Na última sexta-feira, dia 06 de março de 2009, voltamos à residência daquele senhor com um efetivo grande de policiais ambientais e agentes do IBAMA uma vez que eram esperados mais de 400 animais na residência. Em respeito à idade do senhor, deslocamos inicialmente somente uma equipe com três agentes para dizermos por que estávamos ali e contamos também com o apoio do corpo de bombeiros que deslocou uma viatura até o local. Somente após percebermos que o senhor reagiu bem à notícia de que iríamos levar os animais, o restante da equipe foi até a residência.

Encontramos lá somente 121 aves. Alguns dos animais que também supostamente serão “melhor tratados na residência do senhor de 86 anos do que nos viveiros do IBAMA” apresentavam claros sinais de estresse, pois nem penas possuíam, algumas gaiolas e viveiros não possuíam nenhuma condição de manter os animais e pasmem: pelo menos 2 sabiás laranjeiras estavam cegos porque os olhos foram furados, estratégia geralmente utilizada por criadores para fazer com que a ave cante também durante a noite.

Adicionalmente, apreendemos 6 alçapões, um deles novinho, que acabara de ser fabricado, demonstrando a intenção “bondosa” do senhor de continuar a prender novos animais para continuar dando “sentido a sua vida”.

Agora questionamos, que sociedade é essa que acredita que o correto é deixar com quem retirou, prendeu, acabou com a liberdade para seu simples deleite daqueles que um dia voaram e coloriram nossos céus?




Que sociedade é essa que acredita que por uma pessoa ter vivido muito e ter muito a ensinar, como todos os senhores com mais de 80 anos, devem ter seus atos ilegais perdoados, sem qualquer punição?
Lembramo-nos do filme Fernão Capelo Gaivota, que nos arrepia ao demonstrar não só a importância de não se acomodar e de tentar superar seus limites mas também a importância da verdadeira liberdade e de “voar” cada vez mais alto.

As vítimas nessa história estavam dentro de gaiolas, alguns há muito tempo, outros provavelmente há pouco tempo não colorem mais nossos céus, apenas porque “pessoas que nunca comerciaram estes animais” queriam colorir e dar sentido a sua vida. Agora, no CETAS do IBAMA estes animais passarão por quarentena, terão as melhores rações disponíveis, além de biólogos, veterinários, tratadores e voluntários a sua disposição para serem mais bem tratados.

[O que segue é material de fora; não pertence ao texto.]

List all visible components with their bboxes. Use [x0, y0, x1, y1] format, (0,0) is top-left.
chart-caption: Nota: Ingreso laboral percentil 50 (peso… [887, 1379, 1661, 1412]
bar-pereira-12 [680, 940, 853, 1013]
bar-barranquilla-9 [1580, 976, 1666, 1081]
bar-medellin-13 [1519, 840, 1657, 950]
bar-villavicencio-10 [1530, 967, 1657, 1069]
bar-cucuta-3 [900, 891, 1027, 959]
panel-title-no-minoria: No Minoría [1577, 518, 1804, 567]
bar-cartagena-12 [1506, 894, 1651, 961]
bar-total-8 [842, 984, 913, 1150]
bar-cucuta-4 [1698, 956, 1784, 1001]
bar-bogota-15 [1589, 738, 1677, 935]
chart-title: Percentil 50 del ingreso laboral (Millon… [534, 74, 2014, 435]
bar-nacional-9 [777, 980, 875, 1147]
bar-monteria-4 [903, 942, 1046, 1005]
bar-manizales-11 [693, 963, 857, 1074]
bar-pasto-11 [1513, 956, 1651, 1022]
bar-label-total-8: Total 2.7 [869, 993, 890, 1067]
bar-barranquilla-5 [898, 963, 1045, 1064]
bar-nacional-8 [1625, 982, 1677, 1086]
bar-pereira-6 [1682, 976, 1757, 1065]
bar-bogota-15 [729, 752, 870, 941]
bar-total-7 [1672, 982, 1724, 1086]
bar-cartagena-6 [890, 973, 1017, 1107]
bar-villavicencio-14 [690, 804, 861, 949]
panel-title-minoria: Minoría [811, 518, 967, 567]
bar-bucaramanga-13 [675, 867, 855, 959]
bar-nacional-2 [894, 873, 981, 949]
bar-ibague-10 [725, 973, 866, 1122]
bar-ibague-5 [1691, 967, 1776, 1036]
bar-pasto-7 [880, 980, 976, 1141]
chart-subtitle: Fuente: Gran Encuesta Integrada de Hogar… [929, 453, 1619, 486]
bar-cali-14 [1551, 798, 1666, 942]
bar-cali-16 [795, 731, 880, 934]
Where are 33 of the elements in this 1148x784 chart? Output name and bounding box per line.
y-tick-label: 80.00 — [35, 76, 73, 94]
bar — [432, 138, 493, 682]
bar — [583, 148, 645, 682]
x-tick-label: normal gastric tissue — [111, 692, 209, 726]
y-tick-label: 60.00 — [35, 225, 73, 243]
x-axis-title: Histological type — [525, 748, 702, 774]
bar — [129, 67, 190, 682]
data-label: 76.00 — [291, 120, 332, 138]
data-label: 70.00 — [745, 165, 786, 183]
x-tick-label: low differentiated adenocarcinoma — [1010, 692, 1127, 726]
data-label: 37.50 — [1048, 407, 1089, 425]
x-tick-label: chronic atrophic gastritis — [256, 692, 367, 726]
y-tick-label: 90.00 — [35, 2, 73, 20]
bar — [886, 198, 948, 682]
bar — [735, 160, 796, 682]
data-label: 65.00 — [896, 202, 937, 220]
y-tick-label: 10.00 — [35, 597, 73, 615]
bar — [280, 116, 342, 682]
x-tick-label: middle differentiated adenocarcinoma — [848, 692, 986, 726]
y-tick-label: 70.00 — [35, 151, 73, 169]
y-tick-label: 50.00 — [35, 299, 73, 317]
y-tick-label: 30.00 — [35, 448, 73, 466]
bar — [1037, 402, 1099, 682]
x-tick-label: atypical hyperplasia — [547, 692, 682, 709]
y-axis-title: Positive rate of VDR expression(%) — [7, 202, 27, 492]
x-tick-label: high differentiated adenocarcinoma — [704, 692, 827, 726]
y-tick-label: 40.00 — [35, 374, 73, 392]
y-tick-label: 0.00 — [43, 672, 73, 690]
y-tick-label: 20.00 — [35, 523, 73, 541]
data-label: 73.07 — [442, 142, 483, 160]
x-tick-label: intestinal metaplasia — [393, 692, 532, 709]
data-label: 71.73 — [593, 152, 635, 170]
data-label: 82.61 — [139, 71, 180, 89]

E por fim, todos ficariam surpresos ao perceber que passarinhos que passaram anos em cativeiro (só no CETAS mais de um ano) já estão com vários filhotes na natureza, pois entraram para o PROJETO ASAS do IBAMA e foram soltos novamente. Lá, em uma propriedade em Aragoiânia, estão colorindo novamente nossos céus e deixando descendentes, que esperamos, nunca sejam capturados por “senhores inocentes”.


Leo Caetano é Biólogo e Mestre em Ecologia pela Universidade Federal de Goiás e atualmente é Coordenador de Fauna e Recursos Pesqueiros do IBAMA.
p.s. Este Blog contém opiniões pessoais e não institucionais.